Sage Asia vice-president and managing director Arlene Wherrett said since Malaysia first stepped into the industrialisation game, it has been regarded as an attractive destination for investment due to its low cost of doing business and labour.
“I believe that Malaysia can move up the chain of investment if technological infrastructure such as the availability of 5G internet and increased internet penetration that would attract more Fortune 500 companies,” she told Bernama in an interview recently.
Malaysia aims to roll out 5G next year and the government has invested RM21.6 billion for the five-year National Fiberisation and Connectivity Plan NFCP which would ensure quality high-speed connectivity throughout the country.
As part of the NFCP, the government will also increase connectivity in rural areas, particularly in Sabah and Sarawak.
Wherrett said Malaysia has also been ranked as one of the leading countries in the ease of doing business by the World Bank, proving that the country is on the right track in attracting investment.
Malaysia climbed to the 15th position in the World Bank Doing Business 2019 Report from its 24th position the year before.
However, Wherrett said there are several segments that Malaysia needs to improve within the digital landscape in order to attract these companies to set there base here.
A recent research conducted by Sage titled “We Power the Nation — People & Productivity” revealed that about RM6.46 million is lost every hour from administration activities in Malaysia as time is spent in doing menial works.
“In a year, Malaysian businesses suffer a staggering loss of RM56.6 billion from administration activities,” Wherrett said.
She said based on the study, Malaysian businesses were well aware that digital upskilling was pertinent to solving this productivity puzzle.
“Almost half of the business leaders in Malaysia consider digital skills a priority investment, while 78 per cent of all businesses plan on digital skills investments.
“However, despite the high level of awareness on the importance of digital adaptation in businesses, small medium enterprises (SMEs) are still complacent in moving up or upskilling their workforce to adapt automation,” she said.
Asked what is stopping SMEs from adapting to automation in their business model, she said most of the barriers derived from lack of knowledge on how to adapt to digital tools in their business processes.
As to how to minimise this gap, she said: “Besides the upskilling of the existing workforce, we need to take a step back and look into the education system.
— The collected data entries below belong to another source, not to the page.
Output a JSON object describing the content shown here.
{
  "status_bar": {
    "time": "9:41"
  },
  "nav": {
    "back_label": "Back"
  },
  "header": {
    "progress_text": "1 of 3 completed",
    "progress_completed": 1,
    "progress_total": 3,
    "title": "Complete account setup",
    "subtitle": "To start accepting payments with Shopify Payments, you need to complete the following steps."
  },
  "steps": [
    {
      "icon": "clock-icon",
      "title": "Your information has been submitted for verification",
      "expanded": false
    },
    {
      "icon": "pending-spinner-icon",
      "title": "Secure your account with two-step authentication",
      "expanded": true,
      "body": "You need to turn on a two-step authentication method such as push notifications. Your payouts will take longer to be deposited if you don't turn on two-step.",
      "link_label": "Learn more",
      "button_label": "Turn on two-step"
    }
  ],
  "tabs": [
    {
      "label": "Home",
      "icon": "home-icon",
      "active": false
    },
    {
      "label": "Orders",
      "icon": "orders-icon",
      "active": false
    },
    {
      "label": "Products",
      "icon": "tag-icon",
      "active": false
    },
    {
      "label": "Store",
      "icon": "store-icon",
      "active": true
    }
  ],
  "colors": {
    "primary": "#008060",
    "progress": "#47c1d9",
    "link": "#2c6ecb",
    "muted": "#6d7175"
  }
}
A robust Malaysian education system that embodies new and engaging curriculum to introduce technologies early, is vital to prepare young adults before entering the workforce of the future.
“Education is one of the key reasons why Malaysia is left behind in the digital race in Southeast Asia. If we manage to minimise the gap, and place technology as the frontrunner, we will be able to catch up with fast emerging economies like Vietnam,” she said.